For Immediate Release
Monday, Jan. 6, 2014
Contact:
Ted O'Neil
Media Relations Manager
989-698-1914
MIDLAND — An administrative law judge with the Michigan Employment Relations Commission has recommended dismissing unfair labor practice complaints brought by three Taylor teachers challenging the legality of a 10-year union security clause agreement between the Taylor Federation of Teachers and the Taylor School District that forces teachers to pay union dues through 2023 — a full six years beyond their current contract — and allows the union to have teachers fired for refusing to provide financial support.

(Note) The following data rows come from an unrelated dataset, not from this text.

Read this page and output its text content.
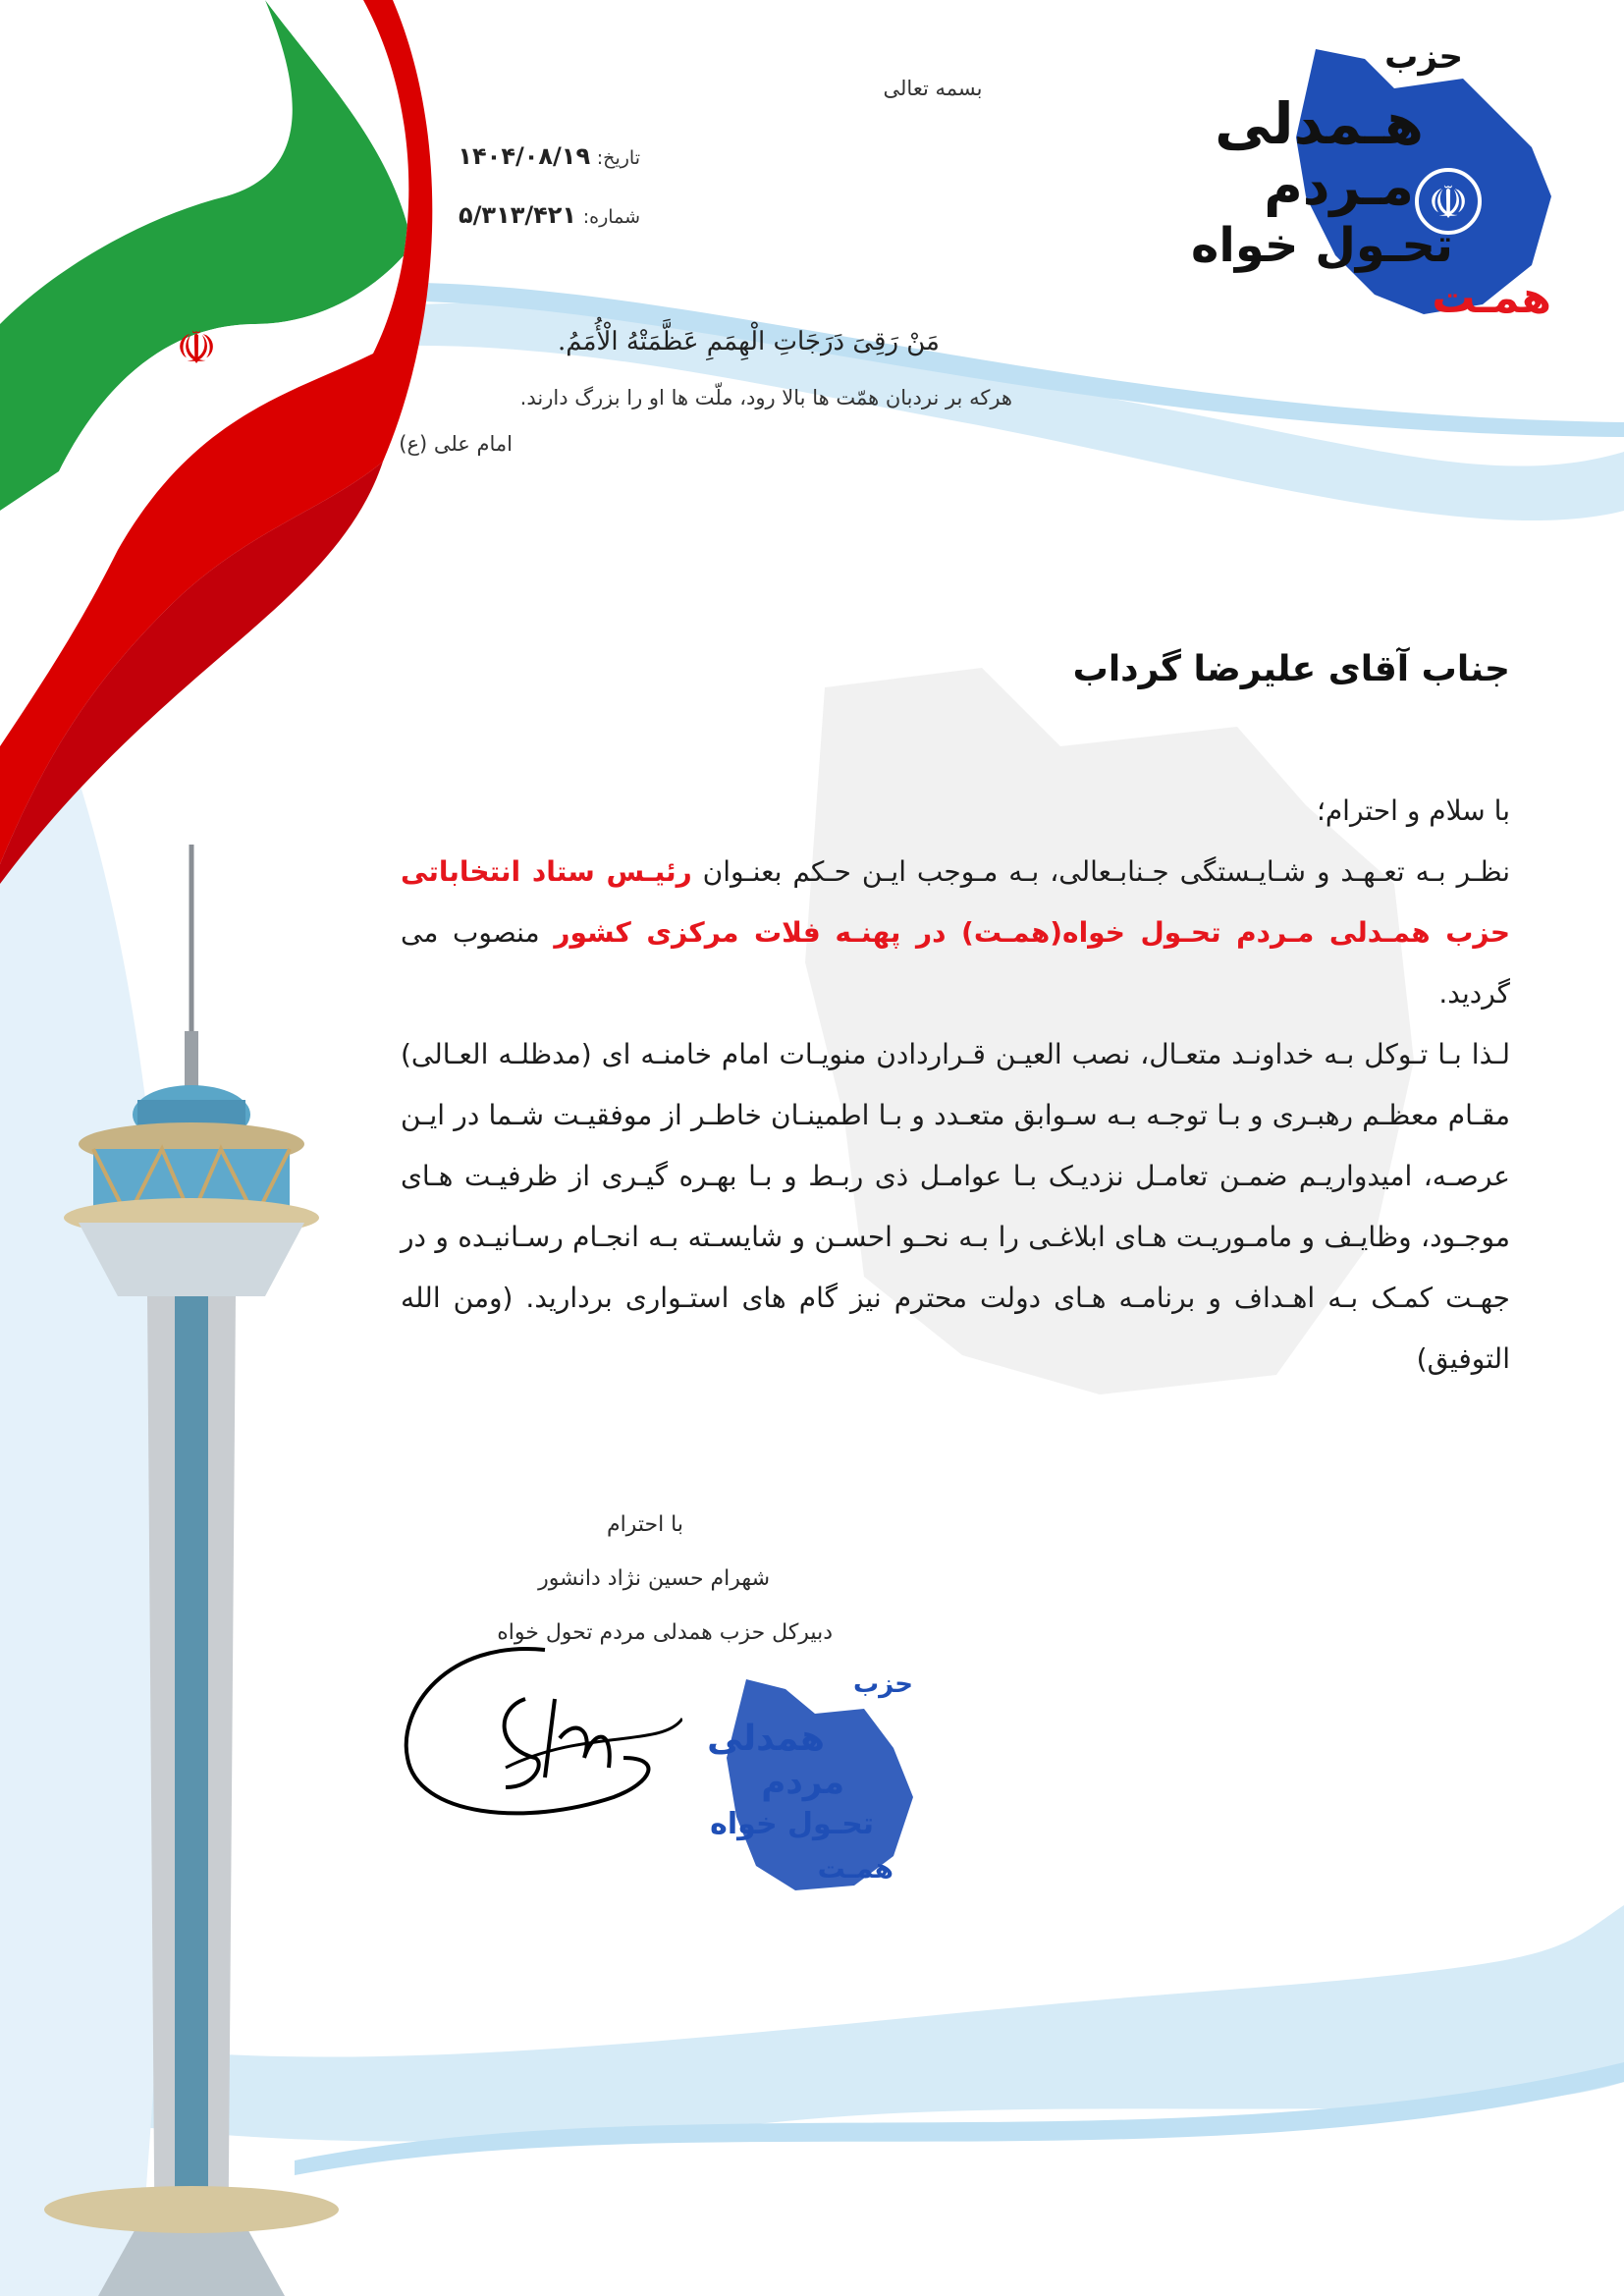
☫
بسمه تعالی
تاریخ: ۱۴۰۴/۰۸/۱۹
شماره: ۵/۳۱۳/۴۲۱	☫
حزب
هـمدلی
مـردم
تحـول خواه
همـت
مَنْ رَقِیَ دَرَجَاتِ الْهِمَمِ عَظَّمَتْهُ الْأُمَمُ.
هرکه بر نردبان همّت ها بالا رود، ملّت ها او را بزرگ دارند.
امام علی (ع)
جناب آقای علیرضا گرداب

با سلام و احترام؛

نظـر بـه تعـهـد و شـایـستگی جـنابـعالی، بـه مـوجب ایـن حـکم بعنـوان رئیـس ستاد انتخاباتی حزب همـدلی مـردم تحـول خواه(همـت) در پهنـه فلات مرکزی کشور منصوب می گردید.

لـذا بـا تـوکل بـه خداونـد متعـال، نصب العیـن قـراردادن منویـات امام خامنـه ای (مدظلـه العـالی) مقـام معظـم رهبـری و بـا توجـه بـه سـوابق متعـدد و بـا اطمینـان خاطـر از موفقیـت شـما در ایـن عرصـه، امیدواریـم ضمـن تعامـل نزدیـک بـا عوامـل ذی ربـط و بـا بهـره گیـری از ظرفیـت هـای موجـود، وظایـف و مامـوریـت هـای ابلاغـی را بـه نحـو احسـن و شایسـته بـه انجـام رسـانیـده و در جهـت کمـک بـه اهـداف و برنامـه هـای دولت محترم نیز گام های استـواری بردارید. (ومن الله التوفیق)

با احترام
شهرام حسین نژاد دانشور
دبیرکل حزب همدلی مردم تحول خواه
حزب
همدلی
مردم
تحـول خواه
همـت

“If upheld, this ruling would mean that a union could enter into an indefinite union security agreement,” said Derk Wilcox, senior attorney with the Mackinac Center Legal Foundation. “If 10 years is acceptable, why not 50? Why not 99? The logic of this ruling means that local governments, by enacting specific agreements for long periods of time, could sidestep state laws they disagree with.”

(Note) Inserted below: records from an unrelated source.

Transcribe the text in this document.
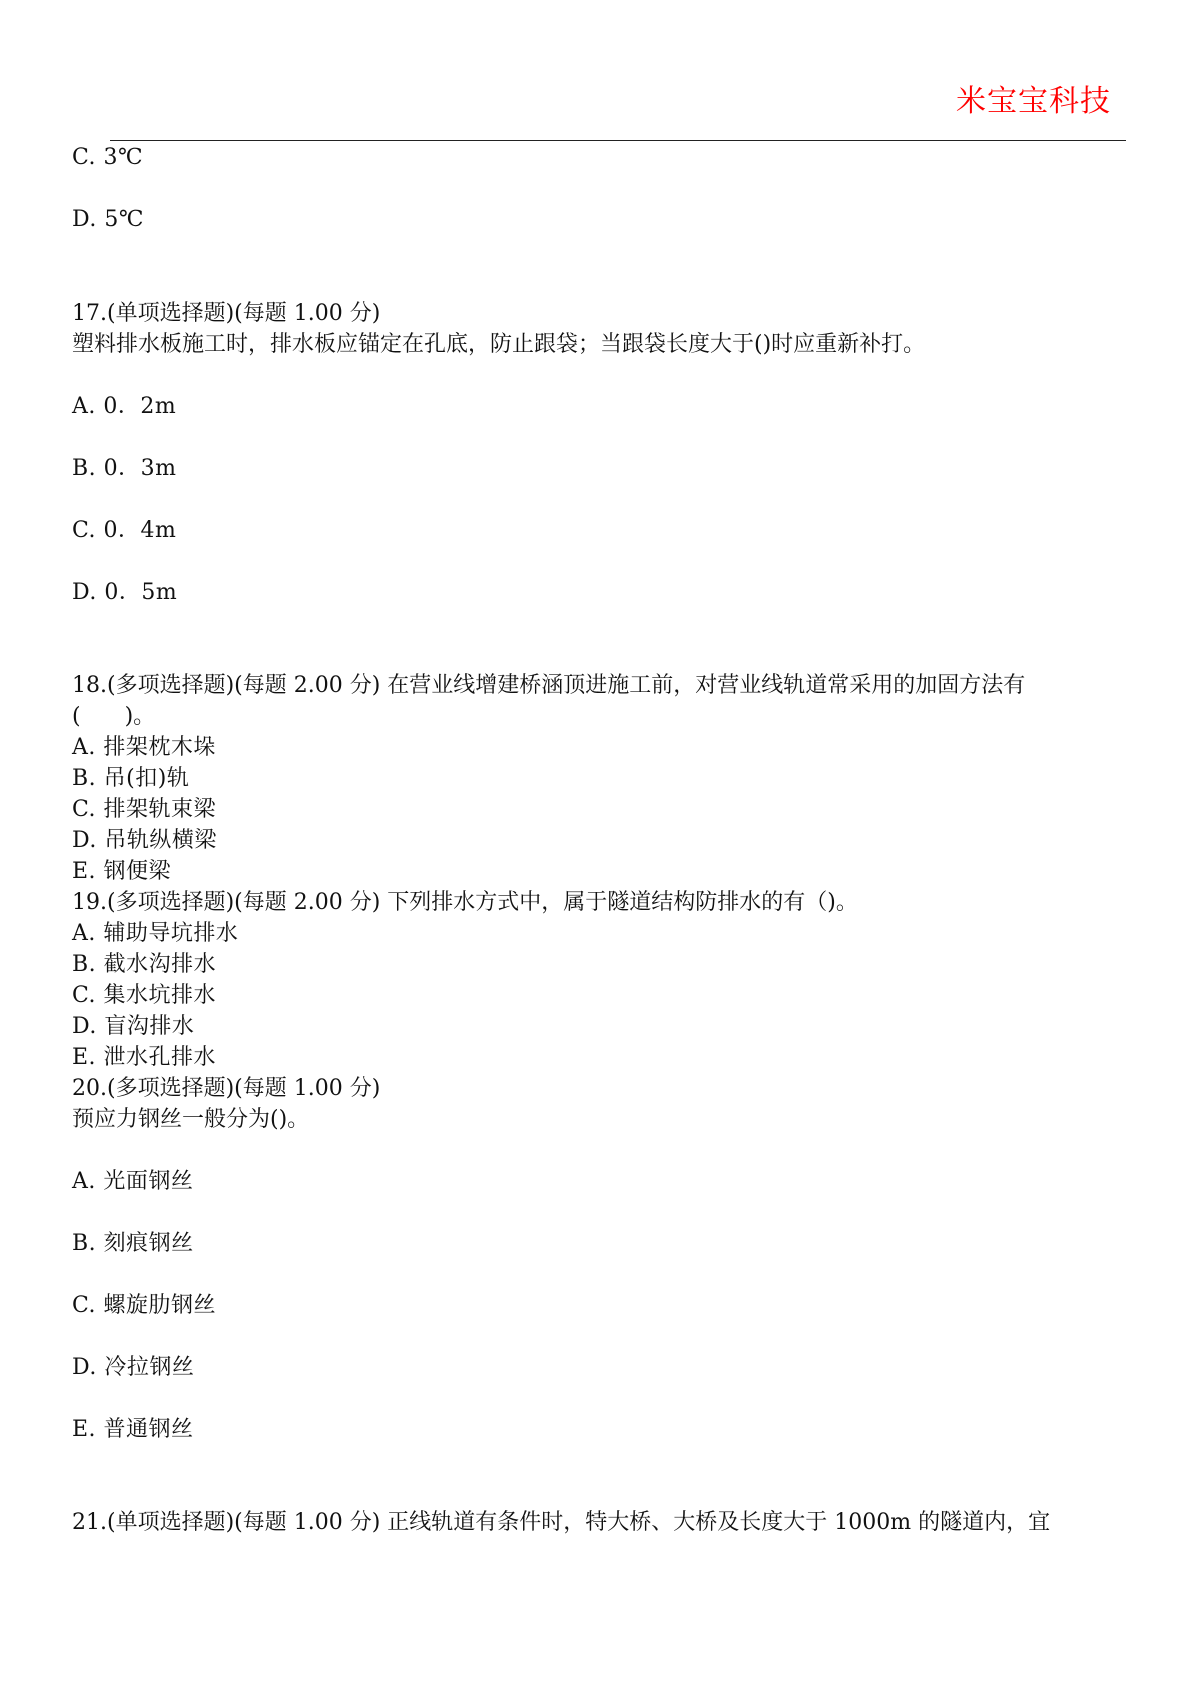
米宝宝科技
C. 3℃
D. 5℃
17.(单项选择题)(每题 1.00 分)
塑料排水板施工时，排水板应锚定在孔底，防止跟袋；当跟袋长度大于()时应重新补打。
A. 0．2m
B. 0．3m
C. 0．4m
D. 0．5m
18.(多项选择题)(每题 2.00 分) 在营业线增建桥涵顶进施工前，对营业线轨道常采用的加固方法有
(　　)。
A. 排架枕木垛
B. 吊(扣)轨
C. 排架轨束梁
D. 吊轨纵横梁
E. 钢便梁
19.(多项选择题)(每题 2.00 分) 下列排水方式中，属于隧道结构防排水的有（)。
A. 辅助导坑排水
B. 截水沟排水
C. 集水坑排水
D. 盲沟排水
E. 泄水孔排水
20.(多项选择题)(每题 1.00 分)
预应力钢丝一般分为()。
A. 光面钢丝
B. 刻痕钢丝
C. 螺旋肋钢丝
D. 冷拉钢丝
E. 普通钢丝
21.(单项选择题)(每题 1.00 分) 正线轨道有条件时，特大桥、大桥及长度大于 1000m 的隧道内，宜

ALJ Julia Stern in her ruling indicated that the length of the security clause bothered her, but said she lacked the power to modify it.
The MCLF in February 2013 filed suit in Wayne County Circuit Court on behalf of three Taylor teachers who objected to the separate, 10-year dues agreement, which was agreed to apart from a new four-year contract that included a 10 percent pay cut for teachers. Such clauses, as the name implies, are generally found within a contract and run for only the length of the contract.

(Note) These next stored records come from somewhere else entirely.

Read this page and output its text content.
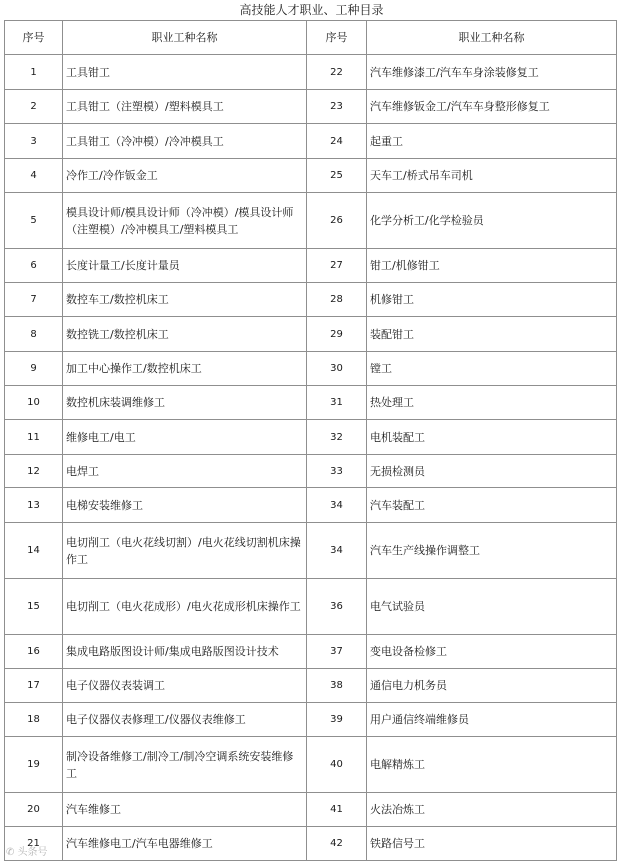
高技能人才职业、工种目录
序号	职业工种名称	序号	职业工种名称
1	工具钳工	22	汽车维修漆工/汽车车身涂装修复工
2	工具钳工（注塑模）/塑料模具工	23	汽车维修钣金工/汽车车身整形修复工
3	工具钳工（冷冲模）/冷冲模具工	24	起重工
4	冷作工/冷作钣金工	25	天车工/桥式吊车司机
5	模具设计师/模具设计师（冷冲模）/模具设计师（注塑模）/冷冲模具工/塑料模具工	26	化学分析工/化学检验员
6	长度计量工/长度计量员	27	钳工/机修钳工
7	数控车工/数控机床工	28	机修钳工
8	数控铣工/数控机床工	29	装配钳工
9	加工中心操作工/数控机床工	30	镗工
10	数控机床装调维修工	31	热处理工
11	维修电工/电工	32	电机装配工
12	电焊工	33	无损检测员
13	电梯安装维修工	34	汽车装配工
14	电切削工（电火花线切割）/电火花线切割机床操作工	34	汽车生产线操作调整工
15	电切削工（电火花成形）/电火花成形机床操作工	36	电气试验员
16	集成电路版图设计师/集成电路版图设计技术	37	变电设备检修工
17	电子仪器仪表装调工	38	通信电力机务员
18	电子仪器仪表修理工/仪器仪表维修工	39	用户通信终端维修员
19	制冷设备维修工/制冷工/制冷空调系统安装维修工	40	电解精炼工
20	汽车维修工	41	火法冶炼工
21	汽车维修电工/汽车电器维修工	42	铁路信号工
✆ 头条号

Angela Steffke, the MCLF’s lead plaintiff, said the matter is unsettling.
“We have no idea what we’ll be charged for union dues or what we’ll receive from the district from October 2017 until October 2023,” she said. “The only thing we know is that we’ll be forced to pay. There are no specifics in the 10-year security clause about collective bargaining. How is this a fair labor practice?”
In July 2013, Wayne County Circuit Court Judge Daphne Means Curtis ruled that she lacked jurisdiction to decide the legality of security clause. The MCLF appealed that decision to the Michigan Court of Appeals in August 2013 and filed the unfair labor practice complaints at MERC. Stern’s recommendation now goes before the full Michigan Employment Relations Commission.
“To prevent end runs around other statutes, the Legislature may want to re-examine the allowable length of collective bargaining agreements and perhaps their scope,” Wilcox said.